The intestine is the largest tissue of the immune system and is the first defense line of the body against foreign antigens, such as infectious pathogens, toxins and food allergens (38,39). IgA is the most abundant secreted antibody involved in protecting intestinal epithelial cells (40). Immunoglobulin class switching from IgM to IgA is induced by the action of both cell-cell contact and cytokines in Peyer's patches (PPs) and becomes rapidly plasmablasts. The oral administration of S1PC has been shown to increase the intestinal IgA level and IgA-producing cells in PPs (7). In addition, S1PC has been found to act on B cells and increase IgA production by promoting the differentiation of B cells into IgA-producing B cells in vitro. Therefore, S1PC is more likely to promote the expression of transcription factors related to immunoglobulin class switching. Several transcription factors, including X-box binding protein 1 (Xbp1), and B cell-induced maturation protein-1 (Blimp1) regulate immunoglobulin class switching (41). S1PC increases the expression of Xbp1 mRNA in vitro and in vivo, whereas the mRNA expression of Blimp1 is not affected. Xbp1 requires the formation of pre-plasmablasts, the early process of plasma cell differentiation that is independent of Blimp1 function. It is possible that S1PC induces the early process of plasma cell differentiation. The mRNA expression of Xbp1 is repressed by Pax5. It is known that ERK1/2 triggers the degradation of Pax5 by inducing its phosphorylation (41). S1PC has been found to induce the degradation of Pax5 by enhancing ERK1/2 phosphorylation (see schematic diagram in Fig. 2) (7). Therefore, on the whole, it is suggested that S1PC induces the degradation of Pax5 by activating both ERK1/2 and autophagy, and then triggers the differentiation of B cells into IgA-producing cells by increasing the mRNA expression of Xbp1.

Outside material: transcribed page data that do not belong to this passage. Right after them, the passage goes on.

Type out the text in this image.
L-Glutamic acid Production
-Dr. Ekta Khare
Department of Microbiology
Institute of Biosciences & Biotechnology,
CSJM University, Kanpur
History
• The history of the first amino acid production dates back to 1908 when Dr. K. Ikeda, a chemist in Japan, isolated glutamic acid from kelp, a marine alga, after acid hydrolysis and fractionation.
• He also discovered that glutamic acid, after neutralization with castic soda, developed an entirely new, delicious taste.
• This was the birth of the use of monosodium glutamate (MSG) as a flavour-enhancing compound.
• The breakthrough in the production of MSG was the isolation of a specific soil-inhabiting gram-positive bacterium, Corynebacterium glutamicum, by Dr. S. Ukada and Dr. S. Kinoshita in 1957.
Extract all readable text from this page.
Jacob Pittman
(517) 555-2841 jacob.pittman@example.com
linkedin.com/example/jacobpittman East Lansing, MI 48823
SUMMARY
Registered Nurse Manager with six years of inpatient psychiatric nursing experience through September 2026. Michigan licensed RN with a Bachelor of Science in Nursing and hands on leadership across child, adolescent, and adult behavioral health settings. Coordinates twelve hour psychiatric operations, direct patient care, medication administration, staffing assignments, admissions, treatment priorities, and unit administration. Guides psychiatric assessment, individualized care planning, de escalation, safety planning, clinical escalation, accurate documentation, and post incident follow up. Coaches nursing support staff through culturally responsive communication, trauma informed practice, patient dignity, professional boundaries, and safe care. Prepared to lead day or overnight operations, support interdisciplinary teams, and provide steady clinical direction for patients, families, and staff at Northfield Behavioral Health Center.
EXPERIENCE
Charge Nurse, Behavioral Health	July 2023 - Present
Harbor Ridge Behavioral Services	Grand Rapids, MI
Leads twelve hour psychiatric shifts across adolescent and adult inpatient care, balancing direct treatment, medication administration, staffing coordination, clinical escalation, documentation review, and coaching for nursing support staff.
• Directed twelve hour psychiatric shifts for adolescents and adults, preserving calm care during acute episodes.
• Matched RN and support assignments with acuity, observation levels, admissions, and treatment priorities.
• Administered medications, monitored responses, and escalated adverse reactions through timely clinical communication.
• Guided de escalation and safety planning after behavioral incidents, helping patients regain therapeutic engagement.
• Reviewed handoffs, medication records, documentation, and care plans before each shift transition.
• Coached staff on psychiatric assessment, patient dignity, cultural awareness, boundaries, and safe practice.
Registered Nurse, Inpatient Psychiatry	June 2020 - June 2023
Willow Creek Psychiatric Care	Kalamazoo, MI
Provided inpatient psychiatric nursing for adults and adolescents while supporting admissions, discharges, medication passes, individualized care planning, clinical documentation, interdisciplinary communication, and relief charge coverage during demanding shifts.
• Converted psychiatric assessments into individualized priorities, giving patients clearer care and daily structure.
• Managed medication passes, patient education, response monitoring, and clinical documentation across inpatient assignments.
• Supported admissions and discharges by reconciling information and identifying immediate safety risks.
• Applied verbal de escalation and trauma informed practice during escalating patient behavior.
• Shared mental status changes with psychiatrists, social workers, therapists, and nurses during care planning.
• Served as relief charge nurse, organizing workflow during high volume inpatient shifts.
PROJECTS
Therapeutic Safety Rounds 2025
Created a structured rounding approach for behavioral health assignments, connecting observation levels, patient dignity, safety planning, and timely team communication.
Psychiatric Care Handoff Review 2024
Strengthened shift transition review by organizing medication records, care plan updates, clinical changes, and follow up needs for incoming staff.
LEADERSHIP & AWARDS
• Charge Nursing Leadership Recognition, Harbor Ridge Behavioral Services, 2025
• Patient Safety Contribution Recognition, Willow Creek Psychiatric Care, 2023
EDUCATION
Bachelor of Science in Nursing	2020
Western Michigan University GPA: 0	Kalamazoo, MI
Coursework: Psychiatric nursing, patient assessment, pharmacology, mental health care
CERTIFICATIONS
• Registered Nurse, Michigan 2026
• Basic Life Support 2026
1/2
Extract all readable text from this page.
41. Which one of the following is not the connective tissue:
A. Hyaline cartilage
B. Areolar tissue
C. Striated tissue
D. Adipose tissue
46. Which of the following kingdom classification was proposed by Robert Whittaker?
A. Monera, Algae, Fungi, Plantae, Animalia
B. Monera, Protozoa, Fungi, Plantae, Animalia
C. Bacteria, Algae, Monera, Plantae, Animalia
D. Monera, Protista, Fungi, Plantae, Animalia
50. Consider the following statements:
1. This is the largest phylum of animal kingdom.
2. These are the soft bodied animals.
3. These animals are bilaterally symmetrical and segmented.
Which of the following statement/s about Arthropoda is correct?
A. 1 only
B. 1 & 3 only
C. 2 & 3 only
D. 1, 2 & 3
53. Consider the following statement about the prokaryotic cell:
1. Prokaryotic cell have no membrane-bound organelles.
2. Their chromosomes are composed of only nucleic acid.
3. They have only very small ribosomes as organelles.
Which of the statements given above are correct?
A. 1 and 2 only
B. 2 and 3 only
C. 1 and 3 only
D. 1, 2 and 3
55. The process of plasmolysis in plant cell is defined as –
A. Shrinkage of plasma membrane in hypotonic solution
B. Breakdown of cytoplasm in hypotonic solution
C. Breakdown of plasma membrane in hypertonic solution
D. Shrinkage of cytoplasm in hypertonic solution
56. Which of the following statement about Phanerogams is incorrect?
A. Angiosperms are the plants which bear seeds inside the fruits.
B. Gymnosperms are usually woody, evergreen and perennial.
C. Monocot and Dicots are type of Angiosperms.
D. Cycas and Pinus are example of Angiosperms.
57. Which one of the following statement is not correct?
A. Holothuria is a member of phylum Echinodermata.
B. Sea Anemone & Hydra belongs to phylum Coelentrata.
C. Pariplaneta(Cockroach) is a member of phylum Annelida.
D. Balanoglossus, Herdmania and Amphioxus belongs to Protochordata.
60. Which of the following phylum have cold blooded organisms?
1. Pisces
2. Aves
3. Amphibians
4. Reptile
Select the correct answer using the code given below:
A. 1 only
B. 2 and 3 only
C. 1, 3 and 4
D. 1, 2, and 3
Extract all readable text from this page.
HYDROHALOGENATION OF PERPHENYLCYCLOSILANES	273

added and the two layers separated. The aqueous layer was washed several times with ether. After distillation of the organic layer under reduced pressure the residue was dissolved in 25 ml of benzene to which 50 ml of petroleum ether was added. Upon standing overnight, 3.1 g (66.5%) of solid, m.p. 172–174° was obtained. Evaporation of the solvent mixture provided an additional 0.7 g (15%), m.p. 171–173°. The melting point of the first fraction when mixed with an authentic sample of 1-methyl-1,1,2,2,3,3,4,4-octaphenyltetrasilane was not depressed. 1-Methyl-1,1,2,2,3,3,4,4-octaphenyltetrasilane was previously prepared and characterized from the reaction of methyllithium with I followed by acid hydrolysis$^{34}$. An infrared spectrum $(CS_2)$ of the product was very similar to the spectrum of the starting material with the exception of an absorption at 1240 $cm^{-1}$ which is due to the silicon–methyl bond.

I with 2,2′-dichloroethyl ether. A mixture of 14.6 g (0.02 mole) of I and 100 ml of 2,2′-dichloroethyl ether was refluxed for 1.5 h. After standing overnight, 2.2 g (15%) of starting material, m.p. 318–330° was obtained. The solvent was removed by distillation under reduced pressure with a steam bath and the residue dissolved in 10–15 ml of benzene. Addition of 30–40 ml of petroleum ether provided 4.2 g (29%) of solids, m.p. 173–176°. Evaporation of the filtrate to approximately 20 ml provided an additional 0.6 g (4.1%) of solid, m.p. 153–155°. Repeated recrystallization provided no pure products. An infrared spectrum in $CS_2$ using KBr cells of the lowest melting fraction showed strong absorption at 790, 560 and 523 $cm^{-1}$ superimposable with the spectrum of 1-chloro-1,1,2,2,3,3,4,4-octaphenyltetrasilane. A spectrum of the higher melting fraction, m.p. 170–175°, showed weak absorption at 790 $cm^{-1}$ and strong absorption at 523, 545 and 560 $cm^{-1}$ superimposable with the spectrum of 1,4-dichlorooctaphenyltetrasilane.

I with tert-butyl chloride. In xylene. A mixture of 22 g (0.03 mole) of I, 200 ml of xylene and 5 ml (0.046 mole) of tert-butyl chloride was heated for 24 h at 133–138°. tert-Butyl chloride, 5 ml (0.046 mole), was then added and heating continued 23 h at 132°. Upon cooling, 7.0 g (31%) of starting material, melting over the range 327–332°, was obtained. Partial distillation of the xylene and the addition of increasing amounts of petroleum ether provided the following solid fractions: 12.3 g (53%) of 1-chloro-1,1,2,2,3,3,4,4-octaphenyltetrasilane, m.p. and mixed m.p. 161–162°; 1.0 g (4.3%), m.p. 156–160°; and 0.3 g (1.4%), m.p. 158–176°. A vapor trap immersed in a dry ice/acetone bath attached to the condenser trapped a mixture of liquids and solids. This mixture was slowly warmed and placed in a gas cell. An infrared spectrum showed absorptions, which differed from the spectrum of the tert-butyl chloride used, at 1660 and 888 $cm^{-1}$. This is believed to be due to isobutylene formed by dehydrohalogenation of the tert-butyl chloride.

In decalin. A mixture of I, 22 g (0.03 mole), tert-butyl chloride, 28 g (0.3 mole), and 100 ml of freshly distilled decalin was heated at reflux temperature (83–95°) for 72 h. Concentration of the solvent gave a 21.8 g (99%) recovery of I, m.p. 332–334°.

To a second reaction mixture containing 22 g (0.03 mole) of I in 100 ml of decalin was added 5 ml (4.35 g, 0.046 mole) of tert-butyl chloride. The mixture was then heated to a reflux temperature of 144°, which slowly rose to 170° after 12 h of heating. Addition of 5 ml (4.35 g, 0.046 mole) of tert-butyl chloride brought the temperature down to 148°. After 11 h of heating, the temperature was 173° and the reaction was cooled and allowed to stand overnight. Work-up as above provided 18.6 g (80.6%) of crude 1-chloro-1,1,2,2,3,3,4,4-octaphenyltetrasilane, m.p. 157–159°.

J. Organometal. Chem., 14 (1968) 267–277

S1PC, a major characteristic sulfur compound in AGE, induces the activation of autophagy via the phosphorylation of AMPK. The activation of autophagy regulates the immune response through the degradation of key molecules. S1PC has been shown not only to induce the activation of autophagy, but also to trigger the post-translational modification of target proteins. Thus, it is suggested that S1PC selectively induces the degradation of proteins. In addition, it is suggested that S1PC exerts immuno-enhancing and anti-inflammatory effects, and may contribute to the maintenance of immune homeostasis by regulating autophagy.